Y esto desde el comienzo, es decir, desde mayo, columna inaugural, casi mitológica –escribe Lerman– a la que no dejará de remitirse cada ulterior peripecia de la historia política nacional. Lerman observa la fuerza de ese movimiento de “retorno”, de regreso al “espíritu de Mayo” por parte del grupo político que, después de Caseros y sobre todo de Pavón, puede celebrarse y celebrar la reconquista del poder –de la mano de los afanes conservadoramente modernizantes del intendente Alvear– en el lugar de las viejas glorias: la plaza, ratificada en su centralidad por el mismo movimiento por el que es transfigurada en su apariencia. A partir de entonces e inexorablemente, cada nueva apropiación de la Plaza será una re-apropiación, cada nueva vuelta (la de 1890, la de 1945, la de 2001), una revuelta. Que por lo mismo engendrará inmediatamente el previsible coro de estigmatizaciones –o de imágenes que proponen diversas analogías de la chusma invasora con estas o aquellas fuerzas naturales más o menos desaforadas e iracundas– que conocemos bien. Siempre es así: a la constitución del pueblo como sujeto político los voceros del Orden responden desalojándolo, a fuerza de improperios, de la zona de razonabilidad, de la humanidad, del logos.
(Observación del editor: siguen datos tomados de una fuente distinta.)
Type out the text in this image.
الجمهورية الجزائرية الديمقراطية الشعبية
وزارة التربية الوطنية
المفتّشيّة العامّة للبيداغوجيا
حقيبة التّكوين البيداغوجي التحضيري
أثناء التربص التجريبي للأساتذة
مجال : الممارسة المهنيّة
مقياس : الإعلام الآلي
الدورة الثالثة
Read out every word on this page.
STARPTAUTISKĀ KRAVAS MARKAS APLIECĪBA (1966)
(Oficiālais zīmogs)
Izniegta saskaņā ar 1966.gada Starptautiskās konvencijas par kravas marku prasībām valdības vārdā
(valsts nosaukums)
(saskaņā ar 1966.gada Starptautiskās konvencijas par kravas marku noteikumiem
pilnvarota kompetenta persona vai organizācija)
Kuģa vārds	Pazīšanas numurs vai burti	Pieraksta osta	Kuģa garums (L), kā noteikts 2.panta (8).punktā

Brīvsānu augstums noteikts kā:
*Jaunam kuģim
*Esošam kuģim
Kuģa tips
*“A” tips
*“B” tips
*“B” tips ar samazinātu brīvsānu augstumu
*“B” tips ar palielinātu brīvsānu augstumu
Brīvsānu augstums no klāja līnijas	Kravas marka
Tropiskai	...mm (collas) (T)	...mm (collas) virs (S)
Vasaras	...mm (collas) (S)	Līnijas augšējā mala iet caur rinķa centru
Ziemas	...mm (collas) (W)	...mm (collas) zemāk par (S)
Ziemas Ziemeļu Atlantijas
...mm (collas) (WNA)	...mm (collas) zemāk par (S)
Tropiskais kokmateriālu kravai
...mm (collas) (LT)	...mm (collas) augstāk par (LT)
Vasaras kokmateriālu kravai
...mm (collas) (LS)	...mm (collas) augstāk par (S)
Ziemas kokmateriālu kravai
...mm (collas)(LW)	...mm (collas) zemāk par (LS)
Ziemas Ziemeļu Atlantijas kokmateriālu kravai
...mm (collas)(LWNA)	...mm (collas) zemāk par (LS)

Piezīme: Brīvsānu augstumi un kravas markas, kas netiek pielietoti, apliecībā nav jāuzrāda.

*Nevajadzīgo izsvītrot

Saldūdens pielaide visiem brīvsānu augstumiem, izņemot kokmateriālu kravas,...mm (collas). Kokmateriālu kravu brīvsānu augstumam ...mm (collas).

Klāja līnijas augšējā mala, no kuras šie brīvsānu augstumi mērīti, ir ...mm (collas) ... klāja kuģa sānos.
La misma idea de multitud, que hoy ha adquirido buena prensa de la mano de un neospinozismo tan seductor como facilongo y superficial, forma parte, en los modos en los que de Ramos Mejía en adelante la ha utilizado el pensamiento social argentino, de esta familia de imágenes de lo incontrolable, lo irracional y lo peligroso de los movimientos que el buen Platón llamaba, con pocos disimulos, “el gran animal popular”. A través de una exploración atenta de la literatura y de la crónica histórica, este libro sigue de cerca, con imaginación y sensibilidad, la historia de esta lucha por el sentido de la plaza, convirtiéndose así en una relevante contribución al estudio de una parte fundamental de la vida política argentina.